Crônica de um amor platônico qualquer

Por: Elcimar Reis
[...] ela andava como quem nunca quisera nada demais na vida, os sapatos meio dourados e sujos cintilavam o sol aos meus olhos, e foi ali que pude ter o prazer de notá-la melhor. Já a havia visto outras vezes nas reuniões da Comissão Municipal de Reparos Públicos, ou então, em célebres jantares que tenhamos compartilhado com os chefes da cidade, todavia, nunca tivera o prazer de poder admirá-la minuciosamente. Estava sentado ao banco da Praça dos Corrimões, bem no centro de São Paulo, o barulho se fazia infernal, crianças corriam por entre as árvores, carros, motocicletas e alguns bondes acreditavam serem os donos da cidade, outrossim, ela passava, radiante, esbanjando-me beleza e mistério, e nos poucos segundos que meus olhos, agraciados foram em poder notá-la, dei-me a pensar sobre o quão ainda queria saber mais sobre aquela mulher.

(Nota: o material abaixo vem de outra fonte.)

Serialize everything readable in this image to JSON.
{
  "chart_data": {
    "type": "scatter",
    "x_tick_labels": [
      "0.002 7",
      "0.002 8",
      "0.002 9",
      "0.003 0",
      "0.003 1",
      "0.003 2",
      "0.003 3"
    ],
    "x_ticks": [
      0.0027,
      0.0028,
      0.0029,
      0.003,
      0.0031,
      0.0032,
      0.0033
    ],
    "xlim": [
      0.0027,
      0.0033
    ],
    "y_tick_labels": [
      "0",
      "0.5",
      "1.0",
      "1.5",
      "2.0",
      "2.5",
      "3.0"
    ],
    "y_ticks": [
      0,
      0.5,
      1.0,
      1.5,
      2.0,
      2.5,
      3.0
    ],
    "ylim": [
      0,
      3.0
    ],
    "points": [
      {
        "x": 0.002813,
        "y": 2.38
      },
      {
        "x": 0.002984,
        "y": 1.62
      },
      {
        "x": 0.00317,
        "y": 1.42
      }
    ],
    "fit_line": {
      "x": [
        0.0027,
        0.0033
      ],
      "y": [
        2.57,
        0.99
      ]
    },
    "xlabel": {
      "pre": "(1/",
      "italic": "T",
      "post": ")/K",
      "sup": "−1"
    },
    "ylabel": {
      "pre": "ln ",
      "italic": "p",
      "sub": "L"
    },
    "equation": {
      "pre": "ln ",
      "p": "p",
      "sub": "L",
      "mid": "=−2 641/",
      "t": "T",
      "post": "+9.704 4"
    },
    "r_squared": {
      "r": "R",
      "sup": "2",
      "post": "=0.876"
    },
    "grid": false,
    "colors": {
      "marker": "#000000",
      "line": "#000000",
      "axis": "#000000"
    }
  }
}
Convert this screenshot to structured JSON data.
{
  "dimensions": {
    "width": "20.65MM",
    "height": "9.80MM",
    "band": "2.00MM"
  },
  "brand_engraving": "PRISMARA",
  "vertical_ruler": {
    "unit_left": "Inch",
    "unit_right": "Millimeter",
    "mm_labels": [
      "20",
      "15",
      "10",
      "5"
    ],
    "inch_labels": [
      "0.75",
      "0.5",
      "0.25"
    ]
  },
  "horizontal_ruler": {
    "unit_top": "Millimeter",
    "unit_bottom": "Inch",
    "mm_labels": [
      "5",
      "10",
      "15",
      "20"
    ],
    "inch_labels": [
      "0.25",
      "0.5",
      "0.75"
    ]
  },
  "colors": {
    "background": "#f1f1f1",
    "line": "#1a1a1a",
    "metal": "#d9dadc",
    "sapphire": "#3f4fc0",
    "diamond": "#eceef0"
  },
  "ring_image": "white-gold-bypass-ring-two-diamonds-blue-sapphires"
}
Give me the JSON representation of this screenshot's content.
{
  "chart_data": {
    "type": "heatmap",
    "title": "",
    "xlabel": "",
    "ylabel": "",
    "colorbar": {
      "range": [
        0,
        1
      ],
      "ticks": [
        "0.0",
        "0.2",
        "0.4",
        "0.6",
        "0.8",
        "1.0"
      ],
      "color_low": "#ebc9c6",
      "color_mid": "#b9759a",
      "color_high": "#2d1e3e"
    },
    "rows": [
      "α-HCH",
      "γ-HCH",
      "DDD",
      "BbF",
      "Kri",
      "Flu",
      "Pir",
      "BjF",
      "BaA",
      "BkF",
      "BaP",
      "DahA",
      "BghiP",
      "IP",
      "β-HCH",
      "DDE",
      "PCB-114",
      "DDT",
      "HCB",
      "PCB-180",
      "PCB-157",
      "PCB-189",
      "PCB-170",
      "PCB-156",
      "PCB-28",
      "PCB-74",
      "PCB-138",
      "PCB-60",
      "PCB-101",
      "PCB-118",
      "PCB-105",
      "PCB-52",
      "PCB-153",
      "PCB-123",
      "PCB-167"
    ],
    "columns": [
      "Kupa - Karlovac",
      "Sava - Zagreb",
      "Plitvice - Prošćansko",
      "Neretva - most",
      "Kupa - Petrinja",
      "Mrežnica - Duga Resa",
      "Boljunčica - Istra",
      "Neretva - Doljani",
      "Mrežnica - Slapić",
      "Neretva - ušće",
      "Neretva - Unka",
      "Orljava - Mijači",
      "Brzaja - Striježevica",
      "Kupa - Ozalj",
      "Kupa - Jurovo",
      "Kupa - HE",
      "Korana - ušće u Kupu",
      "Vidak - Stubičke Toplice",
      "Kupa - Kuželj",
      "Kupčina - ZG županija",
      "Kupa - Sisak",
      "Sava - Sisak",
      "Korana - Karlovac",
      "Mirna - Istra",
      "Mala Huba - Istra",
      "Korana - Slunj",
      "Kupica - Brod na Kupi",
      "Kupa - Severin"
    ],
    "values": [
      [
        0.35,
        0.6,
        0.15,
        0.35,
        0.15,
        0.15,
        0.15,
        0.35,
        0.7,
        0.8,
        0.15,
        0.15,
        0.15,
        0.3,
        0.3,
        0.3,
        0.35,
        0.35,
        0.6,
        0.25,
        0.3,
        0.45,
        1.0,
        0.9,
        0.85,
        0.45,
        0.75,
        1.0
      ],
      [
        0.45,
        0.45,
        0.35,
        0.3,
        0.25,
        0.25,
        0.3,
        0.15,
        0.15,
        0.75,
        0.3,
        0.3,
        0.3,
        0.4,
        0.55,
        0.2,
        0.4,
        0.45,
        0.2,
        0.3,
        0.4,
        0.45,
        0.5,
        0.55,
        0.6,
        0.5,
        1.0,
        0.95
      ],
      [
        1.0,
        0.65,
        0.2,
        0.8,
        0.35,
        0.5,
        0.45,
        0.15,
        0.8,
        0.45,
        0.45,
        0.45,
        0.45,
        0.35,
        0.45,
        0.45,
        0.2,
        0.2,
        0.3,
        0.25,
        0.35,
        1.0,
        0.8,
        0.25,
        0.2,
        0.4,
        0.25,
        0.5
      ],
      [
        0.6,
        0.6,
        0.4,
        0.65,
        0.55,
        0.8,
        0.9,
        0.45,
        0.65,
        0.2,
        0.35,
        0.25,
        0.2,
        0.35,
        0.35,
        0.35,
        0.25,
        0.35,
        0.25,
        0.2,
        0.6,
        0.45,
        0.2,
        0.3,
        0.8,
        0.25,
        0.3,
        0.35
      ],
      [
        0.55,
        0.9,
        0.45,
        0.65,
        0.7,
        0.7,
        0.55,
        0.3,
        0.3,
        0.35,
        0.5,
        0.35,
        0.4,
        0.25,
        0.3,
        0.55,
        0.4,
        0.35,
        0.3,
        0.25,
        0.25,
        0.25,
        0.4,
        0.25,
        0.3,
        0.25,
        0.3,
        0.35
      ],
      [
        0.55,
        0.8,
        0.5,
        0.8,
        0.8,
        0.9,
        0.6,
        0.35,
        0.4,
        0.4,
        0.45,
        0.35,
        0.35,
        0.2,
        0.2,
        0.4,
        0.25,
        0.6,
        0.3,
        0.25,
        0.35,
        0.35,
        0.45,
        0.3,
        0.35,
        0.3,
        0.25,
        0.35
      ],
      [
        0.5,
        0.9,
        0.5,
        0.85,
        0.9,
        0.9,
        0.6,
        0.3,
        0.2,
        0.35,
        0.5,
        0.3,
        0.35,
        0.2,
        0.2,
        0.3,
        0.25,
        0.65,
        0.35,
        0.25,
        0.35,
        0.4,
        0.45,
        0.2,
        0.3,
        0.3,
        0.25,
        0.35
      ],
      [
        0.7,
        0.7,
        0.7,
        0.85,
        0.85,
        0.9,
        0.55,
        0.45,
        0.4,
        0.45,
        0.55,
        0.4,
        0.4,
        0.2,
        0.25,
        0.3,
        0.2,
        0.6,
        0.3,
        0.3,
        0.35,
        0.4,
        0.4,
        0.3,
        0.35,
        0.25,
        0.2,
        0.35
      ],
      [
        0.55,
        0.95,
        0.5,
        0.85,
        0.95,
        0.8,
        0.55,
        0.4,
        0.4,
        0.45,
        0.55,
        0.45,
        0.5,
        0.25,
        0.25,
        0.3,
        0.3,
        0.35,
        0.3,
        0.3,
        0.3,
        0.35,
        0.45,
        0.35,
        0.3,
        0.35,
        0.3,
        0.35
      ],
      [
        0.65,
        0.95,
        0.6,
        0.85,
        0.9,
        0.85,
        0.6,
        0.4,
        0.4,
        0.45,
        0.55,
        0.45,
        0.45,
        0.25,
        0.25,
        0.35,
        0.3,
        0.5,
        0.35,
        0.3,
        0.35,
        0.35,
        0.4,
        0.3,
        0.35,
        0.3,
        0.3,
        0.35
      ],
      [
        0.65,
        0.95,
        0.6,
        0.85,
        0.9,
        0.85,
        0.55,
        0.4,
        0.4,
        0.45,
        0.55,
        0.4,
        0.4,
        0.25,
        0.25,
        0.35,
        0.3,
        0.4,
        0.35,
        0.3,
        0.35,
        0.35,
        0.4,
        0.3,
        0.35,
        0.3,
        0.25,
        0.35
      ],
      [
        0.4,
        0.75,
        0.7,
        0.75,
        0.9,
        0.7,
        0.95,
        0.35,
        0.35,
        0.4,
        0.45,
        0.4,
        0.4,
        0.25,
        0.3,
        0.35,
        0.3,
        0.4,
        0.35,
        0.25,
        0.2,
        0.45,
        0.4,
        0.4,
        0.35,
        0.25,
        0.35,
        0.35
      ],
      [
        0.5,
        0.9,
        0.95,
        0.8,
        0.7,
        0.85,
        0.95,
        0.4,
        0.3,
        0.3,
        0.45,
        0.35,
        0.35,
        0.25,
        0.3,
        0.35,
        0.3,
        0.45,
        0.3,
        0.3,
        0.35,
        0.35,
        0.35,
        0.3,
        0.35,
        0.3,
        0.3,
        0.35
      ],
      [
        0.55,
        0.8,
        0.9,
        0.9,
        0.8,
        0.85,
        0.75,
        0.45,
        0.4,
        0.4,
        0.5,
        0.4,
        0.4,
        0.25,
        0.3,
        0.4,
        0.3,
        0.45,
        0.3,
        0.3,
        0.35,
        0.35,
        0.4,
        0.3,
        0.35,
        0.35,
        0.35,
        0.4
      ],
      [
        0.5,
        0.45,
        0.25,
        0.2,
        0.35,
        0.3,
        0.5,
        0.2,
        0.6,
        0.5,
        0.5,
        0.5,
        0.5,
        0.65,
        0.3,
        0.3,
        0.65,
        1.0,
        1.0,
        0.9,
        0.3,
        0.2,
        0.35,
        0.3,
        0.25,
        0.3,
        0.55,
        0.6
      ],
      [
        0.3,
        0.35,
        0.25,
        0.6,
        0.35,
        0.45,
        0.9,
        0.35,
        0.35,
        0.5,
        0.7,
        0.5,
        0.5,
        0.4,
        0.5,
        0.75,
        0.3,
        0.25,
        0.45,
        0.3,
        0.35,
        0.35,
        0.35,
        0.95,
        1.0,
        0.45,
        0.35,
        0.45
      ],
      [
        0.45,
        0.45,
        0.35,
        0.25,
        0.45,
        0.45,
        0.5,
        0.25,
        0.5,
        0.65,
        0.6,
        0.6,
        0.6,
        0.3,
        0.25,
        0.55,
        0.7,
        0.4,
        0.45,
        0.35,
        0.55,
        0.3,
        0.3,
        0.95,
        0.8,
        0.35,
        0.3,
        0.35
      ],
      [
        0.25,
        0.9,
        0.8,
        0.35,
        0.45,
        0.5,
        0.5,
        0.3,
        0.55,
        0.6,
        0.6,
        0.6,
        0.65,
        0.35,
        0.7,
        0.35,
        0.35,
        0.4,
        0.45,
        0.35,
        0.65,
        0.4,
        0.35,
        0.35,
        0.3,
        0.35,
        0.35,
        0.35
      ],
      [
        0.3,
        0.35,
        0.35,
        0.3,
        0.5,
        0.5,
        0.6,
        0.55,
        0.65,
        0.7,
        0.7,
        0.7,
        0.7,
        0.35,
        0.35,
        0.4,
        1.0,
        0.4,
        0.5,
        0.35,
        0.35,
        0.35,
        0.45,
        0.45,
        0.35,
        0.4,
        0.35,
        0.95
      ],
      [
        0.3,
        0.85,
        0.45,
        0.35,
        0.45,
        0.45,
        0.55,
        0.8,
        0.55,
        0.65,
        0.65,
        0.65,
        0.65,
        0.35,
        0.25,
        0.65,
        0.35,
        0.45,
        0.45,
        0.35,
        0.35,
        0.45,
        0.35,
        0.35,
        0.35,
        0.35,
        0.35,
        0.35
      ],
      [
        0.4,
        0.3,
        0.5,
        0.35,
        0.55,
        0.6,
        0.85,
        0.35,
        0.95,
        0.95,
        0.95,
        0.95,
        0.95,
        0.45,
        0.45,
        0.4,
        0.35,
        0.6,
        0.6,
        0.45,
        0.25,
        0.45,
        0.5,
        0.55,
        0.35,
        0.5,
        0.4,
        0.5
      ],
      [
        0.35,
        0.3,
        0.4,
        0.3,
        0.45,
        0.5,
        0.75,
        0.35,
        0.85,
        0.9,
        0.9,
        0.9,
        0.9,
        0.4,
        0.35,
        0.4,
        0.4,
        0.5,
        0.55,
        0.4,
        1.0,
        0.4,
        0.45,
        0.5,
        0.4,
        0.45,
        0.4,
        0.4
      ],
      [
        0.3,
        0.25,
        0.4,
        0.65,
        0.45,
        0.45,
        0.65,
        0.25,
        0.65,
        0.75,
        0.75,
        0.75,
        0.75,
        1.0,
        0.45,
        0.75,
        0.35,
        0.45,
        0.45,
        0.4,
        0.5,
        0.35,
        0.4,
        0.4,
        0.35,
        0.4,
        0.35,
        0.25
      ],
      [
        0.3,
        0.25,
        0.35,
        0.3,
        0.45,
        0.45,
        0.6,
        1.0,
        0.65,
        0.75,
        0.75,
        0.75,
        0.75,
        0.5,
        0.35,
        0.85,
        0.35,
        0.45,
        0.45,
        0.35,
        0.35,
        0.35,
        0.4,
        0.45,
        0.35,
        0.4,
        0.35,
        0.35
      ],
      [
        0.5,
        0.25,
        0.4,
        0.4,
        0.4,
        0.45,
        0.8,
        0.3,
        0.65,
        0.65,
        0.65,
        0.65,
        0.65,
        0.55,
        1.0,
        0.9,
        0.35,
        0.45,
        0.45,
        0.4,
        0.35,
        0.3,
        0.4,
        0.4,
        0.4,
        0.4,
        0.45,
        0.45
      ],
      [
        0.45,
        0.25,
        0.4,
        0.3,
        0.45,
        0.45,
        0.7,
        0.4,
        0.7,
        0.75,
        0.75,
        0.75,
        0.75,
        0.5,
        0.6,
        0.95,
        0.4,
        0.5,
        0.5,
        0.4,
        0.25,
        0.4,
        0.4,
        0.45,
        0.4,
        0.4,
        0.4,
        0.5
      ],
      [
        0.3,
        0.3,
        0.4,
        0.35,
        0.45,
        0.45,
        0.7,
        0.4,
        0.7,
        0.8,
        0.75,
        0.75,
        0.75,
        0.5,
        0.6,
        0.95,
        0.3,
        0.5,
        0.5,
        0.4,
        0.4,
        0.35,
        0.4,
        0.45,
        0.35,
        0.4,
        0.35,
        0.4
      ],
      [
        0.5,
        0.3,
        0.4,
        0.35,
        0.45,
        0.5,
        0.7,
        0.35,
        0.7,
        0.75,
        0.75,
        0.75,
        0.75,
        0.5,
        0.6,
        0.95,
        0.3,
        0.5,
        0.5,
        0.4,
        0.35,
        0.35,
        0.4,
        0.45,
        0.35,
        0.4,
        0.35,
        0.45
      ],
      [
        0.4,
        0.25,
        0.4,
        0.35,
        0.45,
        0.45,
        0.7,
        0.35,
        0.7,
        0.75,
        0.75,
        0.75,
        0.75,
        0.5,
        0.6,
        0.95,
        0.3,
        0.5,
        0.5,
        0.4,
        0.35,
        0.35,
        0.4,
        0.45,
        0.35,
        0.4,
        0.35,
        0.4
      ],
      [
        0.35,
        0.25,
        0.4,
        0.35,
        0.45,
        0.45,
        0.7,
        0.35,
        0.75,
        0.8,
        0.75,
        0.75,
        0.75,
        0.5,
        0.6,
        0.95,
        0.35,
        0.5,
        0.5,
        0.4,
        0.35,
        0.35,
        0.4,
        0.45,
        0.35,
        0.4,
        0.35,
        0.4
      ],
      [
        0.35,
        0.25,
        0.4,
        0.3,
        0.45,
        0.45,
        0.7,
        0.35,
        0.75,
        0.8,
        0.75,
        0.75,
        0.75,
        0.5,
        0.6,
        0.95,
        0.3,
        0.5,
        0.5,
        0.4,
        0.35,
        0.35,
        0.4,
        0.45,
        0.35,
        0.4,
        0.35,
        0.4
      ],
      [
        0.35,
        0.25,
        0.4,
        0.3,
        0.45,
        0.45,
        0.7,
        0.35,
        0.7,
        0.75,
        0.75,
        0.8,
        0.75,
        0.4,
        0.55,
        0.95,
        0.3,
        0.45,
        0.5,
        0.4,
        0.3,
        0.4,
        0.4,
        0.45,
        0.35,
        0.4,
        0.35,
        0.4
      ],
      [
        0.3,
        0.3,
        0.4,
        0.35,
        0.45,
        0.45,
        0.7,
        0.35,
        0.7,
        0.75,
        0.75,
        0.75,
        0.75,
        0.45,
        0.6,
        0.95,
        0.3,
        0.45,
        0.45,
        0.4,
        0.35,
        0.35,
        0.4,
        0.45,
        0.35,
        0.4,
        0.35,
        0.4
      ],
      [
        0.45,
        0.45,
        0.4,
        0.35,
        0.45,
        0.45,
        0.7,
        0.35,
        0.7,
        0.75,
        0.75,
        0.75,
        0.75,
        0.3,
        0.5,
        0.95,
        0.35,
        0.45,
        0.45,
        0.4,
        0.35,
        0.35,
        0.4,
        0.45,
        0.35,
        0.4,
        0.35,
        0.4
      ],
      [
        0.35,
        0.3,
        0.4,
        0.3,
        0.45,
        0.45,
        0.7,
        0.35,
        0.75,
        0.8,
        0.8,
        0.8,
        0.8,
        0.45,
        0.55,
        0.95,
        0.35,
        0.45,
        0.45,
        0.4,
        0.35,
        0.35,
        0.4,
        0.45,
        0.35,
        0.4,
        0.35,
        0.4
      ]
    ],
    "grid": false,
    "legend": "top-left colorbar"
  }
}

Quantas histórias fascinantes poderia retirar de teus lábios em um singelo jantar, com ótimos talheres à mesa, ademais não, talvez ela fosse mais simples e gostasse mesmo era de comer, numa esquina qualquer, um fast-food... como poderia saber? Eu não a conhecia. Por derradeiro, nos últimos segundos de sua passagem, indaguei-me sobre sua profissão. Escrever é fascinante! É permitir que outrem adentre teus pensamentos e lhe conheça, ora melhor do que ti mesmo. É ainda deixar seus pensamentos seguirem um fluxo leve e verdadeiro. Escritora, como tal, o fazia muito bem. Talvez devesse, por fim, mandar-lhe uma carta! Usando-me da paixão que possuía pela leitura e pelas letras, conseguisse, por sorte, conhecê-la melhor! Estava, então, decidido. Iria escrever uma carta! Quanta audácia, Joaquim! Como irás começar? "Olá, querida Estela...", ou então, "Não me atrevo a dizer muito, apenas que lhe amo."? [...] Ó Wall!!!